According to the high court’s summary, Drs. Eva Lathrop, Carrie Cwiak and Lisa Haddad in November 2012 sued the governor and 19 other state officials in their official capacities to stop provisions of a state law that was to go into effect a few weeks later.
The law prohibits a physician from performing an abortion when the probable gestational age of the fetus is 20 weeks or more, unless the pregnancy is “medically futile” or the abortion is necessary to save the life of the woman or to avoid “serious risk of substantial and irreversible physical impairment of a major bodily function of the pregnant woman.”
When the procedure necessary, the law requires the doctor to offer “the best opportunity for the unborn child to survive.” Following the procedure, the physician is required to file a report about it with the Department of Public Health. The legislation preserves already existing law that makes hospital records of abortion procedures available to district attorneys.
Except as permitted by statutory law, the performance of an abortion is a felony in Georgia.
Lathrop and the other physicians contended that the legislative act prohibited nearly all abortions after 20 weeks of pregnancy and appeared to give “district attorneys virtually unlimited access to the medical records of all abortion patients within their jurisdictions,” in violation of their constitutional rights to privacy, equal protection and due process.

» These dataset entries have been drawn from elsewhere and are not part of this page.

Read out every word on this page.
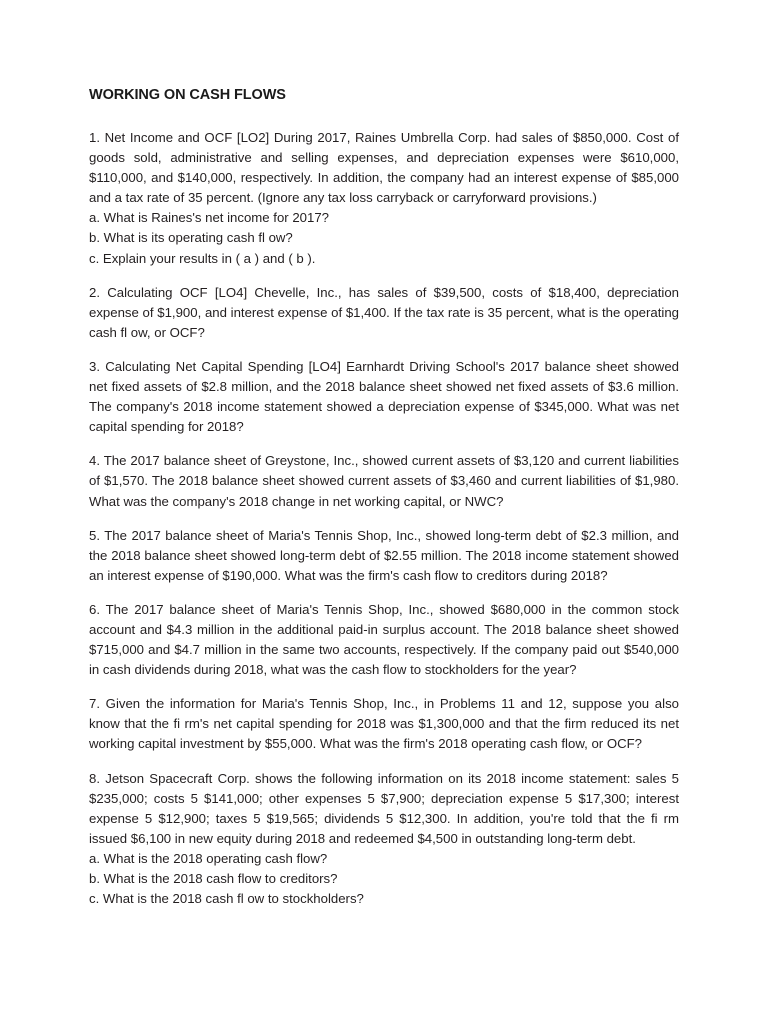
WORKING ON CASH FLOWS

1. Net Income and OCF [LO2] During 2017, Raines Umbrella Corp. had sales of $850,000. Cost of goods sold, administrative and selling expenses, and depreciation expenses were $610,000, $110,000, and $140,000, respectively. In addition, the company had an interest expense of $85,000 and a tax rate of 35 percent. (Ignore any tax loss carryback or carryforward provisions.)

a. What is Raines's net income for 2017?
b. What is its operating cash fl ow?
c. Explain your results in ( a ) and ( b ).

2. Calculating OCF [LO4] Chevelle, Inc., has sales of $39,500, costs of $18,400, depreciation expense of $1,900, and interest expense of $1,400. If the tax rate is 35 percent, what is the operating cash fl ow, or OCF?

3. Calculating Net Capital Spending [LO4] Earnhardt Driving School's 2017 balance sheet showed net fixed assets of $2.8 million, and the 2018 balance sheet showed net fixed assets of $3.6 million. The company's 2018 income statement showed a depreciation expense of $345,000. What was net capital spending for 2018?

4. The 2017 balance sheet of Greystone, Inc., showed current assets of $3,120 and current liabilities of $1,570. The 2018 balance sheet showed current assets of $3,460 and current liabilities of $1,980. What was the company's 2018 change in net working capital, or NWC?

5. The 2017 balance sheet of Maria's Tennis Shop, Inc., showed long-term debt of $2.3 million, and the 2018 balance sheet showed long-term debt of $2.55 million. The 2018 income statement showed an interest expense of $190,000. What was the firm's cash flow to creditors during 2018?

6. The 2017 balance sheet of Maria's Tennis Shop, Inc., showed $680,000 in the common stock account and $4.3 million in the additional paid-in surplus account. The 2018 balance sheet showed $715,000 and $4.7 million in the same two accounts, respectively. If the company paid out $540,000 in cash dividends during 2018, what was the cash flow to stockholders for the year?

7. Given the information for Maria's Tennis Shop, Inc., in Problems 11 and 12, suppose you also know that the fi rm's net capital spending for 2018 was $1,300,000 and that the firm reduced its net working capital investment by $55,000. What was the firm's 2018 operating cash flow, or OCF?

8. Jetson Spacecraft Corp. shows the following information on its 2018 income statement: sales 5 $235,000; costs 5 $141,000; other expenses 5 $7,900; depreciation expense 5 $17,300; interest expense 5 $12,900; taxes 5 $19,565; dividends 5 $12,300. In addition, you're told that the fi rm issued $6,100 in new equity during 2018 and redeemed $4,500 in outstanding long-term debt.

a. What is the 2018 operating cash flow?
b. What is the 2018 cash flow to creditors?
c. What is the 2018 cash fl ow to stockholders?
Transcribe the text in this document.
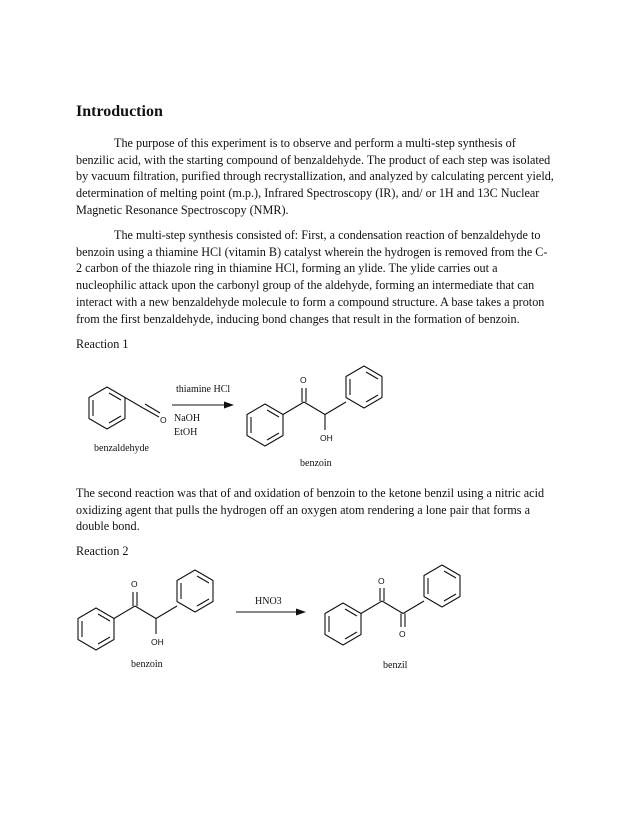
Introduction

The purpose of this experiment is to observe and perform a multi-step synthesis of
benzilic acid, with the starting compound of benzaldehyde. The product of each step was isolated
by vacuum filtration, purified through recrystallization, and analyzed by calculating percent yield,
determination of melting point (m.p.), Infrared Spectroscopy (IR), and/ or 1H and 13C Nuclear
Magnetic Resonance Spectroscopy (NMR).

The multi-step synthesis consisted of: First, a condensation reaction of benzaldehyde to
benzoin using a thiamine HCl (vitamin B) catalyst wherein the hydrogen is removed from the C-
2 carbon of the thiazole ring in thiamine HCl, forming an ylide. The ylide carries out a
nucleophilic attack upon the carbonyl group of the aldehyde, forming an intermediate that can
interact with a new benzaldehyde molecule to form a compound structure. A base takes a proton
from the first benzaldehyde, inducing bond changes that result in the formation of benzoin.

Reaction 1

O
benzaldehyde
thiamine HCl
NaOH
EtOH
O
OH
benzoin

The second reaction was that of and oxidation of benzoin to the ketone benzil using a nitric acid
oxidizing agent that pulls the hydrogen off an oxygen atom rendering a lone pair that forms a
double bond.

Reaction 2

O
OH
benzoin
HNO3
O
O
benzil
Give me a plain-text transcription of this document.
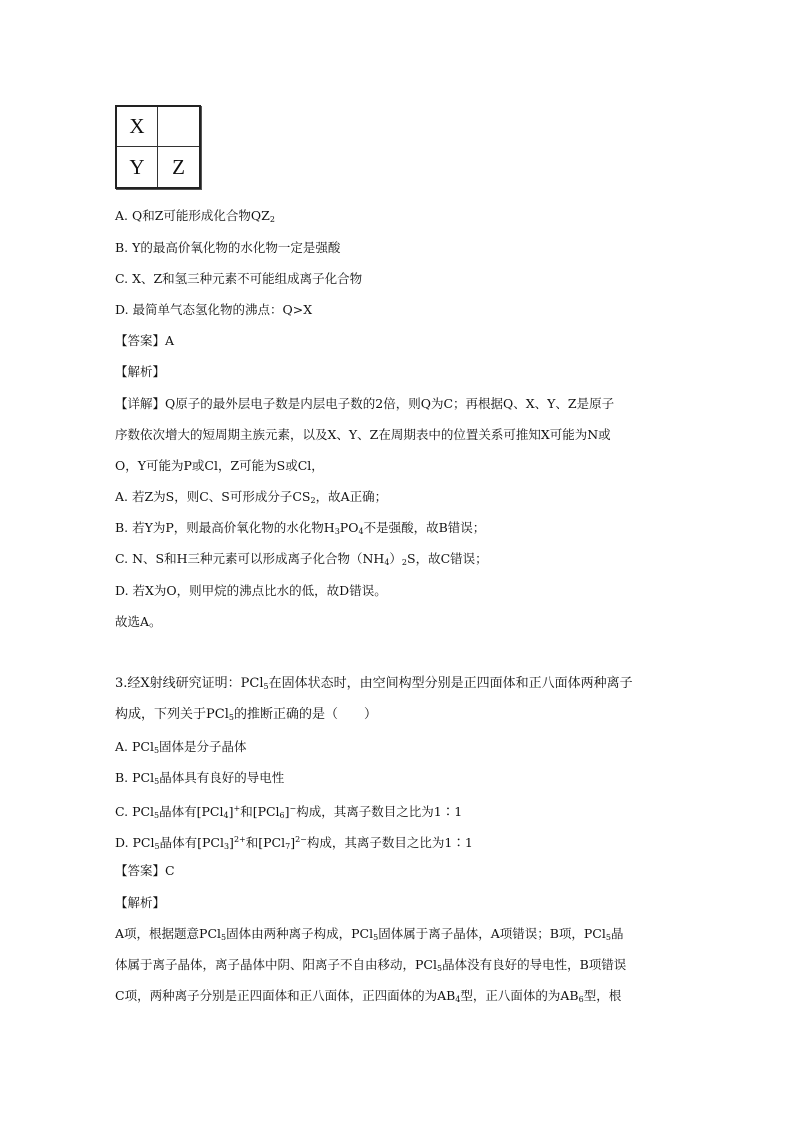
X
Y	Z
A. Q和Z可能形成化合物$QZ_2$
B. Y的最高价氧化物的水化物一定是强酸
C. X、Z和氢三种元素不可能组成离子化合物
D. 最简单气态氢化物的沸点：Q>X
【答案】A
【解析】
【详解】Q原子的最外层电子数是内层电子数的2倍，则Q为C；再根据Q、X、Y、Z是原子
序数依次增大的短周期主族元素，以及X、Y、Z在周期表中的位置关系可推知X可能为N或
O，Y可能为P或Cl，Z可能为S或Cl，
A. 若Z为S，则C、S可形成分子$CS_2$，故A正确；
B. 若Y为P，则最高价氧化物的水化物$H_3PO_4$不是强酸，故B错误；
C. N、S和H三种元素可以形成离子化合物$(NH_4)_2S$，故C错误；
D. 若X为O，则甲烷的沸点比水的低，故D错误。
故选A。
3.经X射线研究证明：PCl$_5$在固体状态时，由空间构型分别是正四面体和正八面体两种离子
构成，下列关于PCl$_5$的推断正确的是（　　）
A. PCl$_5$固体是分子晶体
B. PCl$_5$晶体具有良好的导电性
C. PCl$_5$晶体有[PCl$_4$]+和[PCl$_6$]−构成，其离子数目之比为1∶1
D. PCl$_5$晶体有$[PCl_3]^{2+}$和$[PCl_7]^{2-}$构成，其离子数目之比为1∶1
【答案】C
【解析】
A项，根据题意PCl$_5$固体由两种离子构成，PCl$_5$固体属于离子晶体，A项错误；B项，PCl$_5$晶
体属于离子晶体，离子晶体中阴、阳离子不自由移动，PCl$_5$晶体没有良好的导电性，B项错误
C项，两种离子分别是正四面体和正八面体，正四面体的为$AB_4$型，正八面体的为$AB_6$型，根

The doctors asked the Fulton County Superior Court to declare the act unconstitutional and to provide injunctive relief to prevent it from taking effect. A Fulton County judge granted pre-trial injunctive relief, barring enforcement of the provisions of the act “insofar as they prohibit pre-viability abortion care.”
A 2013 filing by the state to dismiss the physicians’ claim was denied, but in 2014 the state filed a second dismissal motion, arguing the state was shielded by sovereign immunity, a legal doctrine that protects the government, its departments and officers from being sued without their consent.
In May 2016, the Superior Court judge ruled in favor of the state, finding that sovereign immunity “bars any claims against [a defendant] in his official capacity,” and “can only be waived by an Act of the General Assembly which specifically provides that sovereign immunity is thereby waived and the extent of such waiver.”
The doctors appealed the decision to the Georgia Supreme Court.
In Monday’s opinion, the high court explained that its previous decisions on sovereign immunity applied to both injunctive and declaratory relief but had not taken up a constitutional question.
“In this case, we are confronted squarely with that question,” Monday’s opinion said. “We hold today that the doctrine of sovereign immunity extends generally to suits against the state, its departments and agencies, and its officers in their official capacities for injunctive and declaratory relief from official acts that are alleged to be unconstitutional.”
The Supreme Court attempted to clarify the way citizens may sue state officials for injunctive or declaratory relief against the enforcement of unconstitutional laws. Under the ruling, a suit against officers in their “official capacities” is a suit against the state itself, which is distinguished from a lawsuit brought against officers in their “individual capacities.”
According to the ruling, if the state is threatening to enforce a law alleged to be unconstitutional, citizens do not have the right to sue the state or the officers in their “official capacities” unless they have consent to do so, but they usually do have the right to sue the officers who are threatening to enforce the law in their “individual capacities.”
There are “prospective remedies” that the physicians “may pursue against state officers in their individual capacities,” the opinion says.
In a footnote, the justices acknowledged lawsuits against individual state officials may be less convenient than suits against the state itself, but said that inconvenience would have to be eliminated by the Legislature enacting “a statutory waiver of sovereign immunity for suits like this one.”